Questions are the true colour of human creativity and curiosity. An answer closes a door, tidily; a good question opens a corridor of them. Every venture I've co-founded is a question wearing a business plan - why must hydrogen stay expensive? why must a flying machine have wings? why must critical biosynthetics be made down here? Every book is a question I couldn't stop turning over until it became a manuscript. I don't chase answers. I chase the questions worth having, and the answers turn out to be the souvenirs you pick up along the way.

So that's the collection. Not stamps. Not art. Questions - kept, polished, occasionally let loose on the world to see what they knock over.

Credibility
Frost & Sullivan·Harvard Business School·Strategy Advisory Leader of the Year·Featured across leadership and innovation forums
Recognition

Awards, kindly given.

A few markers along the way - for the strategy work, the deep-tech ventures, and, occasionally, the writing.

Excellence in Quantum Technology Innovation & Research - 2026

Excellence in Quantum Technology Innovation & Research - 2026

Bharat 2.0 Conclave - recognising work at the intersection of quantum decision infrastructure and applied strategy.

Strategy Advisory Leader of the Year

Strategy Advisory Leader of the Year

The CEO Magazine - for two decades of advisory work helping large enterprises see change coming, and act on it.
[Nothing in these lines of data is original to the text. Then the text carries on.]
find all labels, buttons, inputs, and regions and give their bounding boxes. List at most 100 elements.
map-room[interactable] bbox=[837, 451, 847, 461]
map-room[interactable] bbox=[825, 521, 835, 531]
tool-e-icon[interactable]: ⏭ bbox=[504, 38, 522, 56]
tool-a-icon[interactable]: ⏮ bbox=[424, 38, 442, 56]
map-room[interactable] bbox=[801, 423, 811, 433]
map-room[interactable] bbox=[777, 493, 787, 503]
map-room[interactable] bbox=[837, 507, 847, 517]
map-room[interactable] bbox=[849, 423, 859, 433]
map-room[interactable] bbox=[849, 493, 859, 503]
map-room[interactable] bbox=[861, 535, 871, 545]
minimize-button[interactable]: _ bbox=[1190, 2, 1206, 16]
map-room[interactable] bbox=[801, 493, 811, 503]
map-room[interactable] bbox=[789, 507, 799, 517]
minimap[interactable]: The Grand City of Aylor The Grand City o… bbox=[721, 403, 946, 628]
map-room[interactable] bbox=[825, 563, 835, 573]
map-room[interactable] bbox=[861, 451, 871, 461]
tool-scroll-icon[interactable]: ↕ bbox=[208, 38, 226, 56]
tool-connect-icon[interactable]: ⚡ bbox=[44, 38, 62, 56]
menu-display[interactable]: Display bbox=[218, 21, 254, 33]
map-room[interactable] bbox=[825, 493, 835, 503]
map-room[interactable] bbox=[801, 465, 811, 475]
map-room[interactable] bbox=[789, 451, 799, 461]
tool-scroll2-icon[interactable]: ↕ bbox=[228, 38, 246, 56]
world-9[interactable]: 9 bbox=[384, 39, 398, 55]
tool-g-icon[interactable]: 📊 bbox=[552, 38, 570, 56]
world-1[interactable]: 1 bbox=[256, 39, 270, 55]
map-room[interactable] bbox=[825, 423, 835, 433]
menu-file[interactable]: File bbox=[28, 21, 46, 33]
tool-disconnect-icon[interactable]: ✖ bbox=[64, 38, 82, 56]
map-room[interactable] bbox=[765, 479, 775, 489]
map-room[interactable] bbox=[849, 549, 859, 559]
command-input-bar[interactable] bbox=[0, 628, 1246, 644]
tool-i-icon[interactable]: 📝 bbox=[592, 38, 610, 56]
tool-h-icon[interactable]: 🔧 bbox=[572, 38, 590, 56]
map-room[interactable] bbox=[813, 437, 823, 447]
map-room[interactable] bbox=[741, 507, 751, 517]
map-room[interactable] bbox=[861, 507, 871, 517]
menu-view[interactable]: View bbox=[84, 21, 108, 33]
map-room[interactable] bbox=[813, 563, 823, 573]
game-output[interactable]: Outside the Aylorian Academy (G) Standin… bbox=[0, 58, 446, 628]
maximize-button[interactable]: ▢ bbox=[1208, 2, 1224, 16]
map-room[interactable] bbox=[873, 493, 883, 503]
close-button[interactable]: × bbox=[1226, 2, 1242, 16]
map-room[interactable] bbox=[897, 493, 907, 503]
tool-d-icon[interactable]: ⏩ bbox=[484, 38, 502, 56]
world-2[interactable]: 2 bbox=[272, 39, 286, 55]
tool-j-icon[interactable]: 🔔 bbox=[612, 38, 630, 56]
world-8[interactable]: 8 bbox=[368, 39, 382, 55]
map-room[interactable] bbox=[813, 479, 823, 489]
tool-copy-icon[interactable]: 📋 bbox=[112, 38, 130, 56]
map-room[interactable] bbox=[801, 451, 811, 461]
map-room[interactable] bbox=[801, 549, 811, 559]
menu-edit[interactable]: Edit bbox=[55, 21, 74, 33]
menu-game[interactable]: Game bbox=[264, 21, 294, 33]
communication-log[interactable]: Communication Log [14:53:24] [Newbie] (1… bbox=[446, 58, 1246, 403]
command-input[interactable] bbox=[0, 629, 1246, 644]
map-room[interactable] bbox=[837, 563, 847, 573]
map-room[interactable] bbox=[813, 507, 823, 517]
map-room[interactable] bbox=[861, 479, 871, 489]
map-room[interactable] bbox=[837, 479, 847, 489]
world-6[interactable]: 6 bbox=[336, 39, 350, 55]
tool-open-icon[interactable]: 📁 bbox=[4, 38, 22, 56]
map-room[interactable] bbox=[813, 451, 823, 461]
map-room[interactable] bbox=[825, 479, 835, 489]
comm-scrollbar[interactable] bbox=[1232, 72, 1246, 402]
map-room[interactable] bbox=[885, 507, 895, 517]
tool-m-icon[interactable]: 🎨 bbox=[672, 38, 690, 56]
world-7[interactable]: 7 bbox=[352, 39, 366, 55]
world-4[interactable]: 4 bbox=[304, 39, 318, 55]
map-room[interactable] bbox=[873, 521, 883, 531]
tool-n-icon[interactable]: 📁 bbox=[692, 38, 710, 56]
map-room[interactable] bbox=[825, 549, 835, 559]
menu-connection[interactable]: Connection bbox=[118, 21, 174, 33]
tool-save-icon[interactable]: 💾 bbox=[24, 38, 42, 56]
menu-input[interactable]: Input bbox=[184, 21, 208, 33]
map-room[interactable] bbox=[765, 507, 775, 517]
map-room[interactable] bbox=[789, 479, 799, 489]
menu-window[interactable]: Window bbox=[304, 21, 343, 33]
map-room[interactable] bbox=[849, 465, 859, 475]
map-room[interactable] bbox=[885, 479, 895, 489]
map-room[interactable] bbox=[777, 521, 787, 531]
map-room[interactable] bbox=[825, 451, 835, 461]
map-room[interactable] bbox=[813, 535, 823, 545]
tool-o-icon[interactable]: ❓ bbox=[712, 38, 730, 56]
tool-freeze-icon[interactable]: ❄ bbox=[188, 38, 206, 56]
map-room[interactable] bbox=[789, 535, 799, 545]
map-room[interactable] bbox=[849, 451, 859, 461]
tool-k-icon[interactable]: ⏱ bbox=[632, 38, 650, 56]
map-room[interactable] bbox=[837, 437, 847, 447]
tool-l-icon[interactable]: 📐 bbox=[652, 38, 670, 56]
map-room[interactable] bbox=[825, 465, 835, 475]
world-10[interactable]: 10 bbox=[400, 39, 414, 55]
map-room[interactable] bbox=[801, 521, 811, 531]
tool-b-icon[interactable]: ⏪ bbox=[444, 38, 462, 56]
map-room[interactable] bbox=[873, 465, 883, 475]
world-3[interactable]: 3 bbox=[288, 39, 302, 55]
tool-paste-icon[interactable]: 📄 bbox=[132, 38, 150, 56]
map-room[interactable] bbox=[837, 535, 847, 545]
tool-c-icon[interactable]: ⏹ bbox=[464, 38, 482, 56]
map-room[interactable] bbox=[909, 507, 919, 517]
Rabindranath Tagore Literature Award - Emerging Author's Edition

Rabindranath Tagore Literature Award - Emerging Author's Edition

DRDC & Rabindranath Tagore Community for Literature, Art & Education - for The Somewhat Biased Guide to Odia Food.

What inspires me

Every collector of questions started as a reader who wouldn't put the book down. Mine were the ones that treated wonder as a serious business and the universe as an invitation rather than a syllabus. If you want to understand how my head is wired, this shelf explains more than my CV does.

All About the Telescope

the book that made the night sky feel like something you could reach, not just admire. Curiosity with a lens on it.

Barankyn's Fantasy World

proof, early and permanent, that an entire universe can be smuggled in through the imagination of one stubborn child.

The Feluda adventures - Satyajit Ray

deduction as an art form, and the quiet lesson that the sharpest mind in the room is often also the kindest. High IQ, high EQ, decades before I had names for either.

Treasure Island - Robert Louis Stevenson

the original argument that a map, a question, and enough nerve are all an adventure ever really needs.

Enid Blyton - the Wishing-Chair stories

the first books that taught me the ordinary and the magical share a border, and the border is more porous than adults let on.

Jules Verne

the patron saint of "but what if we actually could." Half my ventures are just Verne with a supply chain.

Arthur Conan Doyle

where I learned that observation is a discipline and the obvious is usually a disguise.

Isaac Asimov

who made the future feel like an engineering problem with a conscience, and quietly gave a generation permission to take big questions literally.

Notice the pattern. None of these gave me answers. Every one of them handed me a better question and pointed at the door.